While the emperors are bound to grab your attention, you’ll also fall in love with the winsome faces of chinstrap penguins and can view macaroni penguins, which are notable for their striking yellow crests. Penguins are as fascinating as they are charismatic, and for the ultimate introduction to these animals, SeaWorld’s Penguins Up-Close Encounter takes you behind the scenes with an aviculturist and even includes a meet-and-greet with one of the birds.
Penguins at the San Diego Zoo
San Diego’s world-renowned zoo is home to a colony of endangered African penguins, which are native to the southern shores of South Africa.
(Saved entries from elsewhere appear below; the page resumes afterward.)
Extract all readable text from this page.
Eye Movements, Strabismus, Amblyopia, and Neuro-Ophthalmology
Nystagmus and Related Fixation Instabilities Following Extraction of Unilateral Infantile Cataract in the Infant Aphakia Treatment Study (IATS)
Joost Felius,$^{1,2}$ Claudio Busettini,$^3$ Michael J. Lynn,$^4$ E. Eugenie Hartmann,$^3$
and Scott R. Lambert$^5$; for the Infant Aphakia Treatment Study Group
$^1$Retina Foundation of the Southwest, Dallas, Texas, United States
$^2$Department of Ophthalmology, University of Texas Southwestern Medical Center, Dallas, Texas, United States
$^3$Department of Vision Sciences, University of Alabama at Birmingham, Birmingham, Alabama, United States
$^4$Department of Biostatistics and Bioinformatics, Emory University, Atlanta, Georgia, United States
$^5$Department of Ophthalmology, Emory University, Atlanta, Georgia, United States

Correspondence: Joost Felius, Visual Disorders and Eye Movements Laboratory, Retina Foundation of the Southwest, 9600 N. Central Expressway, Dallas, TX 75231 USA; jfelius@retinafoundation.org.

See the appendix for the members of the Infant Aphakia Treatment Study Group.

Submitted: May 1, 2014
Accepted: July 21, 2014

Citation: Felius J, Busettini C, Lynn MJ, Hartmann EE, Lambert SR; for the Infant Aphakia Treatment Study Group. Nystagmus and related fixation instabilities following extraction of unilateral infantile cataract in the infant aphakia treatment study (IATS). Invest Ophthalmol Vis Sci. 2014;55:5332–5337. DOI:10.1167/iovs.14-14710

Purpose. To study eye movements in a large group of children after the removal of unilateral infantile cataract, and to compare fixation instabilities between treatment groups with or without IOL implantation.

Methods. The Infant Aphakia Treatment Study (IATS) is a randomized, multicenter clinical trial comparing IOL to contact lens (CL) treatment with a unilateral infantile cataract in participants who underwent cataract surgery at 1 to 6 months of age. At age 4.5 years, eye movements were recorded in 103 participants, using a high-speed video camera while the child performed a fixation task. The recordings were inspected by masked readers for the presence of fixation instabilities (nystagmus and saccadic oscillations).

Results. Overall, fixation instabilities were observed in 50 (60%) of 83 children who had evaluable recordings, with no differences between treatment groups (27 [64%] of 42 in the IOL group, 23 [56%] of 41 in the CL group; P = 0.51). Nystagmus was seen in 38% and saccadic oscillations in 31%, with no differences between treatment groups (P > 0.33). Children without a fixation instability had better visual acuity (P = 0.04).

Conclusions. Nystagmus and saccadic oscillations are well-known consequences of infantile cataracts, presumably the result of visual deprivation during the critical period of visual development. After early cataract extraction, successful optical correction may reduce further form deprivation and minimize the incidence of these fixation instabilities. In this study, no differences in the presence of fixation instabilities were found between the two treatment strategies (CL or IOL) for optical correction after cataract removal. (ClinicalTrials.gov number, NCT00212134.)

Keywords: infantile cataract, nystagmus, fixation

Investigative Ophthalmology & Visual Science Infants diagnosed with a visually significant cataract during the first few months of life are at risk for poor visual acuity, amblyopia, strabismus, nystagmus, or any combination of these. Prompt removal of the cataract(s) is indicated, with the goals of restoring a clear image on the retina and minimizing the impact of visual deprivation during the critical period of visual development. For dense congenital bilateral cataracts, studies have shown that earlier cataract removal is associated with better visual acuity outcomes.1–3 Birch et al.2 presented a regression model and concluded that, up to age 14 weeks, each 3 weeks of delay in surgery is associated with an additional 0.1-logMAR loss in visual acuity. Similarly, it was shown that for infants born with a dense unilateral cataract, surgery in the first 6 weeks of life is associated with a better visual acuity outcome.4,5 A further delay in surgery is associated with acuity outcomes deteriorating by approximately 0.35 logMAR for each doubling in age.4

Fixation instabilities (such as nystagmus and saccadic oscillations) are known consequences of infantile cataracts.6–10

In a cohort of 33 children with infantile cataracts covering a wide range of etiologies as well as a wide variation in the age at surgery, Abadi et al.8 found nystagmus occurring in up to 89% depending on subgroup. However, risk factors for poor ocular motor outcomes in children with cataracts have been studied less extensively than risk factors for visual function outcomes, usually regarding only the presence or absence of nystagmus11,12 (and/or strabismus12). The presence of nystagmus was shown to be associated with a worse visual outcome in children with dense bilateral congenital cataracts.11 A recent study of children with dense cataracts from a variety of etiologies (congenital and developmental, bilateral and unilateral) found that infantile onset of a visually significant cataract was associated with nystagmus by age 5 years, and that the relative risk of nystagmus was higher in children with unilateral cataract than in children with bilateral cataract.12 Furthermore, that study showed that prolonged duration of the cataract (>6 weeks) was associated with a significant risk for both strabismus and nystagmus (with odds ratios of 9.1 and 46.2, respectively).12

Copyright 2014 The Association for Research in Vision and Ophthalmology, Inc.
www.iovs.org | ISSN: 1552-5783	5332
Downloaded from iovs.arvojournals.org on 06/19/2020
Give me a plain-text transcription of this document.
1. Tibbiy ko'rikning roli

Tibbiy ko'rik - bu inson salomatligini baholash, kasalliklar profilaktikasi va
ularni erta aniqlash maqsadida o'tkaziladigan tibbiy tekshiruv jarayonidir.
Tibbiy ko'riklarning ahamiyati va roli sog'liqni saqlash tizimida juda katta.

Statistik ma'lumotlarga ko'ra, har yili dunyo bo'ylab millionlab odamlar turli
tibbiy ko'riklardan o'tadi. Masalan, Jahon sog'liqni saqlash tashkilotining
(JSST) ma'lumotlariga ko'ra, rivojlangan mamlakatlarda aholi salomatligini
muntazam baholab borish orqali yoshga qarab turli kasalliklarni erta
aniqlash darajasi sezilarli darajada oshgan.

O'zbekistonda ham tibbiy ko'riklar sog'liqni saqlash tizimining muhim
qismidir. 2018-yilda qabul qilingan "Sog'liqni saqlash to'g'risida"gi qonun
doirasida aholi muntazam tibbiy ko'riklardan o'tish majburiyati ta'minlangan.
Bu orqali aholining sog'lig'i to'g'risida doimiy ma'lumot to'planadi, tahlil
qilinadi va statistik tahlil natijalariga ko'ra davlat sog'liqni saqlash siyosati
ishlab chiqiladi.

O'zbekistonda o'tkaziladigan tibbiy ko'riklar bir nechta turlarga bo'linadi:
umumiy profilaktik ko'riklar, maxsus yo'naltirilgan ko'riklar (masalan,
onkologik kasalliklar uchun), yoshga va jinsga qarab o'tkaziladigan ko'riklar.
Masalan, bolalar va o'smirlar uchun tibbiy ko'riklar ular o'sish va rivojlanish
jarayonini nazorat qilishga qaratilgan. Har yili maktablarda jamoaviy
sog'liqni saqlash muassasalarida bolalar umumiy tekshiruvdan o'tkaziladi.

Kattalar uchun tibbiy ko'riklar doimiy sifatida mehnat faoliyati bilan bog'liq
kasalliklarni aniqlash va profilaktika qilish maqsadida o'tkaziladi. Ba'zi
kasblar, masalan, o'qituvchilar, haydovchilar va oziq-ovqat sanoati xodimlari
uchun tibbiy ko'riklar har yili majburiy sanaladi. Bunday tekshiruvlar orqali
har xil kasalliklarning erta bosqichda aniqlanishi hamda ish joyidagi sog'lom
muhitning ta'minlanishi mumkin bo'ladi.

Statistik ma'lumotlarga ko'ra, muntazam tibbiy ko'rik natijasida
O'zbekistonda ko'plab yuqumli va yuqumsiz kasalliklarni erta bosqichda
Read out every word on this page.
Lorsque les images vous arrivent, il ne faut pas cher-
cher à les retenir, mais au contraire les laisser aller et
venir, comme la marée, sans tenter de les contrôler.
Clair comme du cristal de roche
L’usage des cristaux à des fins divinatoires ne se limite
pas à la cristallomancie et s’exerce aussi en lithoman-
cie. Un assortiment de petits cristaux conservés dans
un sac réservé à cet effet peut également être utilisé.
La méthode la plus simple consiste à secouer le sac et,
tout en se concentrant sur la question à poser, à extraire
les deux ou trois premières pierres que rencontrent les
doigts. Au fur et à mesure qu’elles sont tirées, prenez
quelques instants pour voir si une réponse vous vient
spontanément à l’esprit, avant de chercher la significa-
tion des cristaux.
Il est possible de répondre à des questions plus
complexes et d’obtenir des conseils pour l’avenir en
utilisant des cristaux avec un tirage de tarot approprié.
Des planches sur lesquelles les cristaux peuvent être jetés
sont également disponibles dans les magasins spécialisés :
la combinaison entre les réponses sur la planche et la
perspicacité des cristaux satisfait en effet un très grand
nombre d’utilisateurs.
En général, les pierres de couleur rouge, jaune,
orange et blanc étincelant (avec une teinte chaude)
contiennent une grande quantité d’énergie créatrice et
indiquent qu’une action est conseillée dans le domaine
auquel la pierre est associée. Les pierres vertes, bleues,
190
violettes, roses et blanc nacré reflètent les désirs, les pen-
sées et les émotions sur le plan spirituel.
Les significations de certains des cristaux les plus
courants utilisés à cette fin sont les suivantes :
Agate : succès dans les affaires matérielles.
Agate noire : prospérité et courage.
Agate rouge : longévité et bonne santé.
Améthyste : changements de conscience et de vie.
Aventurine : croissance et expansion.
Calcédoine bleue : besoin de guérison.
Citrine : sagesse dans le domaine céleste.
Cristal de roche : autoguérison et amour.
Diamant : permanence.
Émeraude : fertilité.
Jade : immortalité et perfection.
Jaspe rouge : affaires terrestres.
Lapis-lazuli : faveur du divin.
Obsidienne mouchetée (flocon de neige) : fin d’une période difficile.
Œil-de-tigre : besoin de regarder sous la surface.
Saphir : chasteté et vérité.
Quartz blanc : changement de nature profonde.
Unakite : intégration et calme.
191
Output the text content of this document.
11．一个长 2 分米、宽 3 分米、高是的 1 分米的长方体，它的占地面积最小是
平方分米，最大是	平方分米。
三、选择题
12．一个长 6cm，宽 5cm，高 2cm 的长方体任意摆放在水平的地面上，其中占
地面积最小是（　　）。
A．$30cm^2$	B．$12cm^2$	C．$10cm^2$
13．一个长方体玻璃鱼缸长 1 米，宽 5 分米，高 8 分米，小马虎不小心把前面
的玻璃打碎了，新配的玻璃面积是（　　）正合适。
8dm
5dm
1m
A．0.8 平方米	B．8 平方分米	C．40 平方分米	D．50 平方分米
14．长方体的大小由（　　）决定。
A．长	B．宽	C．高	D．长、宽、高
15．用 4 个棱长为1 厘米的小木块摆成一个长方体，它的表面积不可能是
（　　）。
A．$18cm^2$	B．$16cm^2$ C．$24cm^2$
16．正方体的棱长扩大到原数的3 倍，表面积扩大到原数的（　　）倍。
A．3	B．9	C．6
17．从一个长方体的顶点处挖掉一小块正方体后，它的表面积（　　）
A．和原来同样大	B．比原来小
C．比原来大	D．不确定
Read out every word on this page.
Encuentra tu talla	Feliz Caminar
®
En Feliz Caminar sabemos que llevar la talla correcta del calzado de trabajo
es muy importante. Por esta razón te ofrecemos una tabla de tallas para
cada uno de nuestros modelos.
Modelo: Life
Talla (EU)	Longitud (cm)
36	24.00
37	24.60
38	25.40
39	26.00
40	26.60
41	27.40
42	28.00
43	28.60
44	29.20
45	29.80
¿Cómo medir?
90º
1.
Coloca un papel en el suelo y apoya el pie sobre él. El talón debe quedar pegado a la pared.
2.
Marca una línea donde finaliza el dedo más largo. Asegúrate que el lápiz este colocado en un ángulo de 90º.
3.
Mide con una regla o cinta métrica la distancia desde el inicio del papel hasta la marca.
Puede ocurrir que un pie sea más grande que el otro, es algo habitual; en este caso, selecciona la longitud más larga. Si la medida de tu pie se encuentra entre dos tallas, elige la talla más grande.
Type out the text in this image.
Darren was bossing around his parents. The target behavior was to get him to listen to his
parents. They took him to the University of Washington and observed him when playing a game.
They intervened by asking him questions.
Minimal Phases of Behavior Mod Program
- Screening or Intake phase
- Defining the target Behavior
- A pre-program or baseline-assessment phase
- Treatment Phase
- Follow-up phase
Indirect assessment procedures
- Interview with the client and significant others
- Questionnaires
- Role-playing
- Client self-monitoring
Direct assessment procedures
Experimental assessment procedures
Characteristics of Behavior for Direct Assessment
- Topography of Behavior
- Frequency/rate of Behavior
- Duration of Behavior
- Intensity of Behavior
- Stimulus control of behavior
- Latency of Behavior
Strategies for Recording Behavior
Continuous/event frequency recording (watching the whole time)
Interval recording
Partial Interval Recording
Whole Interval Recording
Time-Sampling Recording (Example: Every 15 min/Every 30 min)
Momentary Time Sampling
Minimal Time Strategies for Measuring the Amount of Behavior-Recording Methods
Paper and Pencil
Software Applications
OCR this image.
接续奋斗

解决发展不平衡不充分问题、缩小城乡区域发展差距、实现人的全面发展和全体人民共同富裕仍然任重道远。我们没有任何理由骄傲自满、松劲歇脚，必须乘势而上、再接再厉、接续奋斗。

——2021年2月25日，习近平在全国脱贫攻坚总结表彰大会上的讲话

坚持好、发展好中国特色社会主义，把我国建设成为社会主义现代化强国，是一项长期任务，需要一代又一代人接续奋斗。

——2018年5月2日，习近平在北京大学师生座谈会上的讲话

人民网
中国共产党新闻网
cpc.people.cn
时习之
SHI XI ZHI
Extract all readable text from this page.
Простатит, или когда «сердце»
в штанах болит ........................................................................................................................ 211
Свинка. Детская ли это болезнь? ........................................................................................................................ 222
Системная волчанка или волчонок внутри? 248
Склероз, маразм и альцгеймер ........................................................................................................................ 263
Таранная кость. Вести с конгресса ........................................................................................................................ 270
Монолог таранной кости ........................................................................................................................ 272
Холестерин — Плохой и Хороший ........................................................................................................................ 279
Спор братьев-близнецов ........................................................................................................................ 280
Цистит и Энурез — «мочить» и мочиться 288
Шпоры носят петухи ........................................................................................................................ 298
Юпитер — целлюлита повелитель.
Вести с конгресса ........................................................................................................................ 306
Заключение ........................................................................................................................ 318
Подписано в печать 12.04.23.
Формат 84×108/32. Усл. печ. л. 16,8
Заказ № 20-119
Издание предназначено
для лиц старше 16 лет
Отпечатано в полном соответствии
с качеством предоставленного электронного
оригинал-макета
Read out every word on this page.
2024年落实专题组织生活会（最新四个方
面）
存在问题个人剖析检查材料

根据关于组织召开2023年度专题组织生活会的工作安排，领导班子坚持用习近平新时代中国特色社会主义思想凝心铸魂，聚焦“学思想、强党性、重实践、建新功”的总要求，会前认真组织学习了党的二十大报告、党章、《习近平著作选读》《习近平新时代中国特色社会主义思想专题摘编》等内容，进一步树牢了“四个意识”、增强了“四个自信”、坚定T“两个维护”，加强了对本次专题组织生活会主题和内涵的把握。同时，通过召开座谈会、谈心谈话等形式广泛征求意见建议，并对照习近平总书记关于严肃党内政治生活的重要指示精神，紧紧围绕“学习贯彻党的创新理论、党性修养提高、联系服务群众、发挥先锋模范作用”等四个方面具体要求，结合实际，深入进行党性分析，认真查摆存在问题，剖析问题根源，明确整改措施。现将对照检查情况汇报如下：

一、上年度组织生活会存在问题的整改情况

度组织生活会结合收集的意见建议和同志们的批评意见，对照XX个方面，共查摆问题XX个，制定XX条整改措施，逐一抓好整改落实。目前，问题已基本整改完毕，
Designed to resemble South Africa’s Boulders Beach, the Dan and Vi McKinney Penguin Habitat incorporates rockwork and a pebble beach from where the penguins plunge into a 13-foot-deep pool that extends for 170 feet. Maybe penguins can’t fly, at least in the air, but from the habitat’s underwater viewing area, you can watch as they gracefully wing their way through the pool.
For an inside look at the colony, the 90-minute Penguin & Friends tour gives you a private visit with the zoo’s penguins and an introduction to how keepers care for these rare animals. And you can even check out the penguins from home by streaming the zoo’s Penguin Cam.
Penguins at the Birch Aquarium
In La Jolla, at the Birch Aquarium, the world’s smallest penguin species will soon have a new home in the Beyster Family Little Blue Penguins habitat, a 2,900-square-foot exhibit with rocky and sandy shorelines along an 18,000-gallon pool that’s slated to open in summer of 2022. Only a handful of zoos and aquariums in the U.S. keep little blues, who, with their bluish feathers and diminutive size (around three pounds and less than a foot tall) come by their name honestly. The exhibit’s amphitheater and a discovery cave for children offer unique opportunities to view these penguins as they socialize and build nests.